Intravascularly injectable nanovectors are a class of nanotechnological devices used in cancer. Their envisioned use is for the in vivo, non-invasive visualization of molecular markers of early stages of disease; the targeted delivery of therapeutic agents, with a concurrent, substantial reduction of deleterious side effects; and the interception and containment of lesions before they reach the lethal or even the malignant phenotype, with minimal or no concurrent loss of quality of life.
Liposomes are the simplest form of a nanovector that use the overexpression of fenestrations in cancer neovasculature to increase drug concentration at tumour sites. They are only the first in an ever-growing number of nanovectors under development for novel, more efficacious drug-delivery modalities. Liposome-encapsulated formulations of doxorubicin were approved 10 years ago for the treatment of Kaposi’s sarcoma, and are now used to treat breast cancer and refractory ovarian cancer.
Nanovectors in general have at least a tripartite constitution, featuring a core constituent material, a therapeutic and/or imaging payload, and biological surface modifiers, which enhance the biodistribution and tumour targeting of the nanoparticle dispersion (as seen in the figure). The figure shows the final stage of the intravenous journey with the arrival of a nanocarrier which is about 100 times smaller than a strand of hair and its payload of anti-cancer medication.

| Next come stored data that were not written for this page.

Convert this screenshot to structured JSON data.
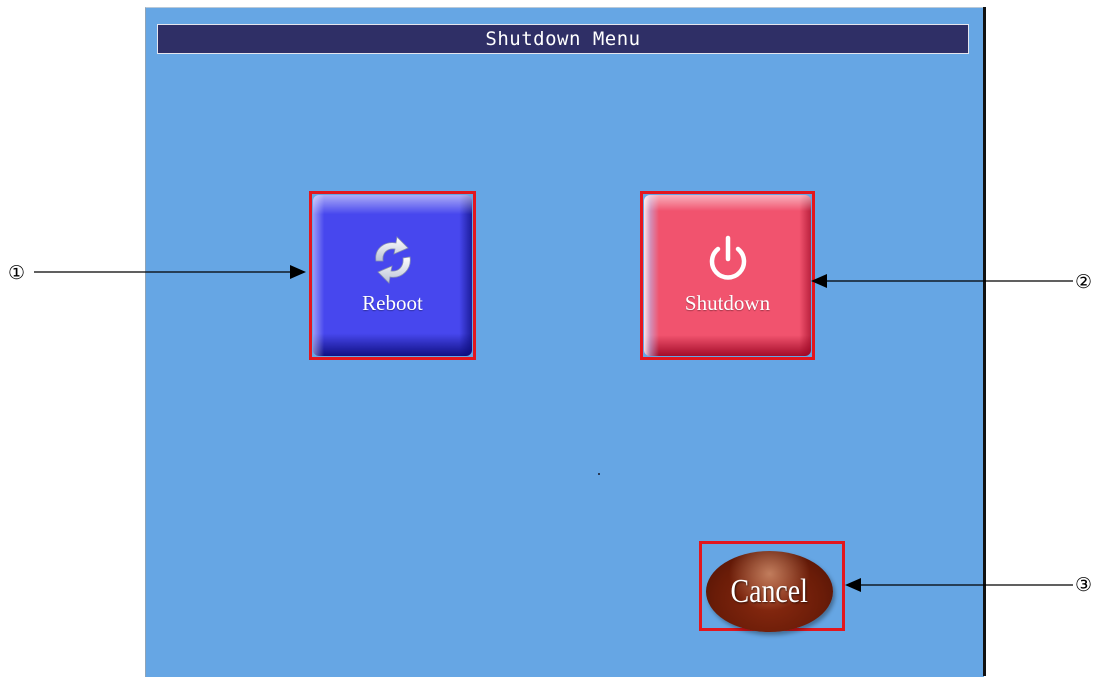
{
  "window": {
    "title": "Shutdown Menu"
  },
  "buttons": {
    "reboot": {
      "label": "Reboot",
      "icon": "refresh-icon",
      "color": "#4747ee"
    },
    "shutdown": {
      "label": "Shutdown",
      "icon": "power-icon",
      "color": "#f1536e"
    },
    "cancel": {
      "label": "Cancel",
      "color": "#6a1c08"
    }
  },
  "callouts": [
    {
      "number": "①",
      "target": "reboot"
    },
    {
      "number": "②",
      "target": "shutdown"
    },
    {
      "number": "③",
      "target": "cancel"
    }
  ],
  "colors": {
    "panel_background": "#66a6e4",
    "title_bar": "#2f2f66",
    "highlight": "#e3161e"
  }
}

A major clinical advantage sought by the use of nanovectors over simple immunotargeted drugs is the specific delivery of large amounts of therapeutic or imaging agents per targeting biorecognition event. Targeting methods that have been investigated range from covalently linked antibodies to mechanisms based on the size and physical properties of the nanovector. Nanovectors are designed to reduce the clearance time of small peptide drugs, provide protection of active agents from enzymatic or environmental degradation, and avoid obstacles such as protective exclusion by the blood–brain barrier or the vascular endothelium or osmotic pressure states in cancer lesions to the targeting of the active moiety. The exclusion or the augmented osmotic pressure can result in outward convection of the therapeutic moiety and nanoparticle sequestration by the Reticulo-Endothelial System (RES).

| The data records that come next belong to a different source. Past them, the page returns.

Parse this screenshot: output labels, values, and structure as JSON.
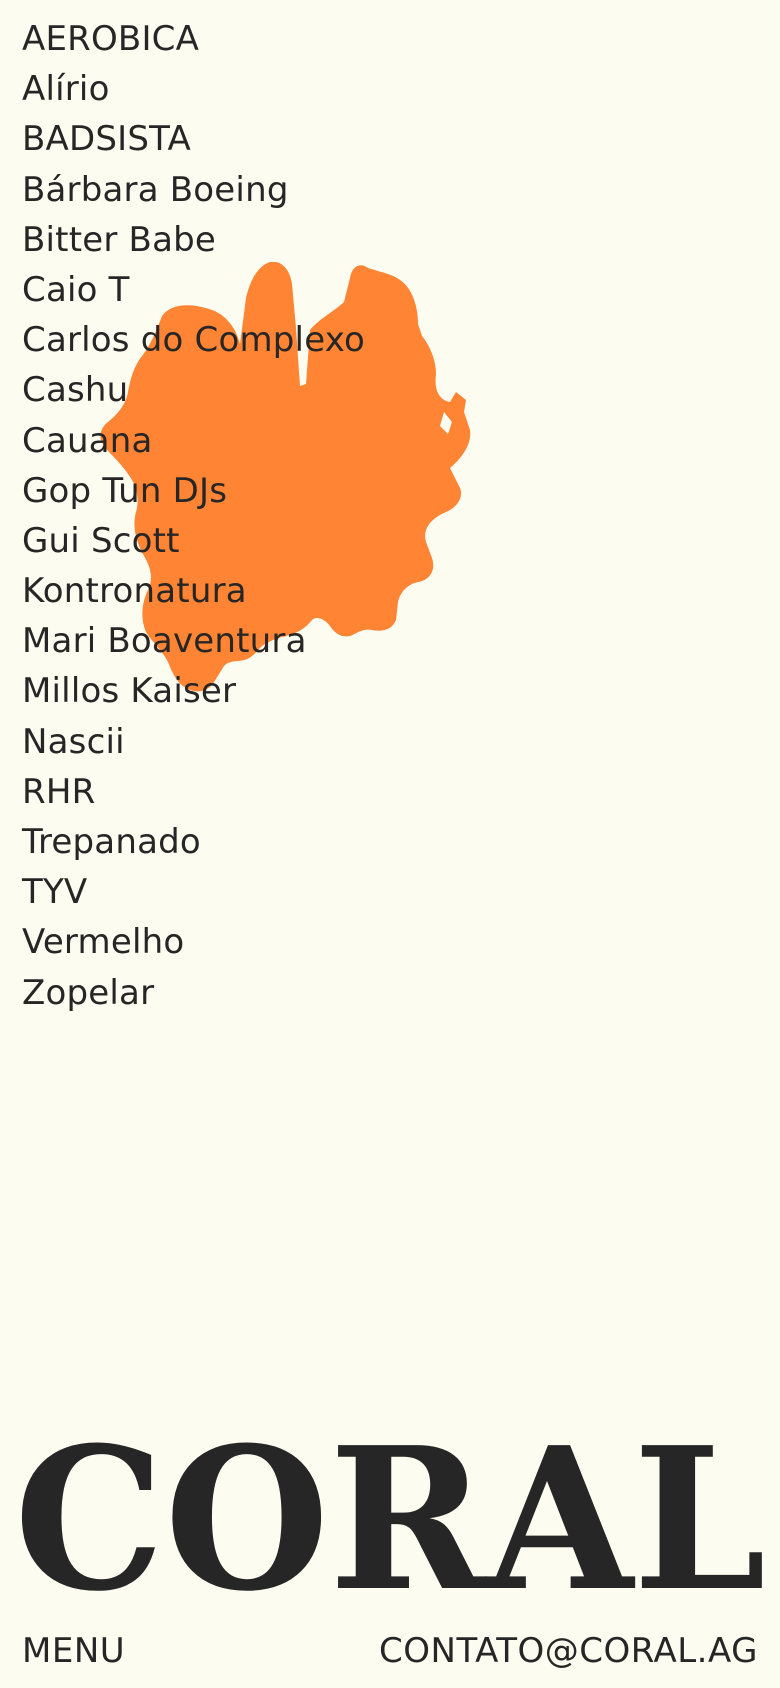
{
  "artists": [
    "AEROBICA",
    "Alírio",
    "BADSISTA",
    "Bárbara Boeing",
    "Bitter Babe",
    "Caio T",
    "Carlos do Complexo",
    "Cashu",
    "Cauana",
    "Gop Tun DJs",
    "Gui Scott",
    "Kontronatura",
    "Mari Boaventura",
    "Millos Kaiser",
    "Nascii",
    "RHR",
    "Trepanado",
    "TYV",
    "Vermelho",
    "Zopelar"
  ],
  "brand": {
    "logo": "CORAL"
  },
  "footer": {
    "menu_label": "MENU",
    "contact_label": "CONTATO@CORAL.AG"
  },
  "colors": {
    "background": "#fcfcf0",
    "text": "#262626",
    "accent_blob": "#ff8433"
  },
  "decor": {
    "blob_icon": "coral-blob-shape"
  }
}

The nanovectors act as carriers for the therapeutic and imaging payloads, or their constituent materials might also possess image-enhancement properties, such as in the case for iron oxide for MRI, and semiconductor nanocrystals or quantum dots for optical imaging.
Many polymer-based vectors have been investigated and seem most promising for clinical translation. For instance, dendrimers are self-assembling synthetic polymers with exquisitely tunable nanoscale dimensions, which were recently used for the MRI of the lymphatic drainage in a mouse model of breast cancer. This indicates that dendimer-based contrast agents might be
used to non-invasively detect cancer cells in the lymph nodes in patients, to provide early signals of disease, or information about patterns
of metastatic spread.
Silicon and silica are emerging as interesting candidate materials for injectable nanovectors. Porosified silicon is biodegradable, with kinetics that are much more rapid (minutes to hours) than those of biodegradable polymers (weeks to months), and therefore release drugs with previously unattainable
time profiles.
Metal-based nanovectors include nanoshells, which comprise a gold layer over a silica core. The thickness of the gold layer can be precisely tuned, so that the nanoshell can be selectively activated through tissue irradiation with near-infrared light to perform localized therapeutic thermal ablation.
Thus the nanovectors can be used as highly selective, externally activated therapeutic agents. It is estimated that several thousand different nanovector types have been reported in the literature. Just a minute fraction of their potential uses against cancer have been explored, yet these offer technological foundations for meeting the fundamental cancer nanotechnology challenges.